A third of them come from healthcare backgrounds and Health Secretary Matt Hancock said he is “perfectly prepared to hire more” if needed.
The workers will be used to track down people who have come into contact with infected individuals, as was done at the start of the pandemic before COVID-19 cases increased sharply and deaths reached more than 34,000.
But questions remain over when they will officially be put to work, with Foreign Secretary Dominic Raab refusing to say if the scheme will be up and running before some children are told to return to school on 1 June.
Mr Hancock announced the government had well-surpassed the original 18,000 target for the track and trace project in the Commons on Monday.

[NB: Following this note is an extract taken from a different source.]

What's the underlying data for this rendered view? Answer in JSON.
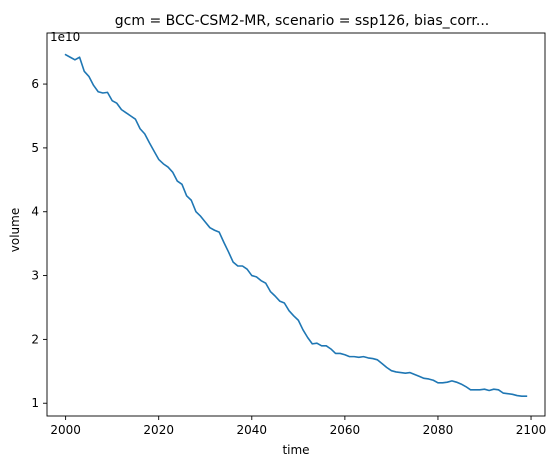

“They will help trace the contacts of anyone who has had a positive test and advise them on whether they need to isolate,” he explained.
“They have rigorous training with detailed procedures designed by our experts at Public Health England.
“They have stepped up to serve their country in its hour of need and I want to thank them in advance for the live-saving work that they’re about to do.”
Mr Hancock also used his appearance before MPs to announce that anybody aged five and over who has coronavirus symptoms is now eligible for a test to see if they have the disease.
A total of 100,678 tests were carried out on Sunday and the aim is to hit 200,000 by the end of May.
The government’s thinking is that a country-wide lockdown could be loosened if the process of testing someone with coronavirus symptoms, telling them to self-isolate if necessary and locating anyone else they may have infected can be sped up.
It is expecting to roll out an app where people self-report symptoms currently being trialled on the Isle of Wight within “weeks”, Mr Raab confirmed later at the daily Downing Street briefing.
But some want the track and trace programme to begin as soon as possible, now that those who cannot do their job from home are being told to go back into work.
Schools have also been told to prepare to re-open from the start of next month.
Mr Raab refused to commit to a date, instead telling Sky News the government has been “pretty cautious” with its lockdown loosening plan and “making very sure we are taking the right steps at the right moment”.
He also resisted to calls from Labour to publish the scientific advice behind Prime Minister Boris Johnson’s decision to press ahead with strict social distancing measures being changed in the months ahead.
The devolved administrations have been more cautious in their approach to lifting restrictions than Downing Street, resulting in some differences in the guidance and rules for each nation since last week.
Scotland’s First Minister Nicola Sturgeon has said that her advice remains “stay home”, with the lockdown measures there not to be eased until 28 May at the earliest.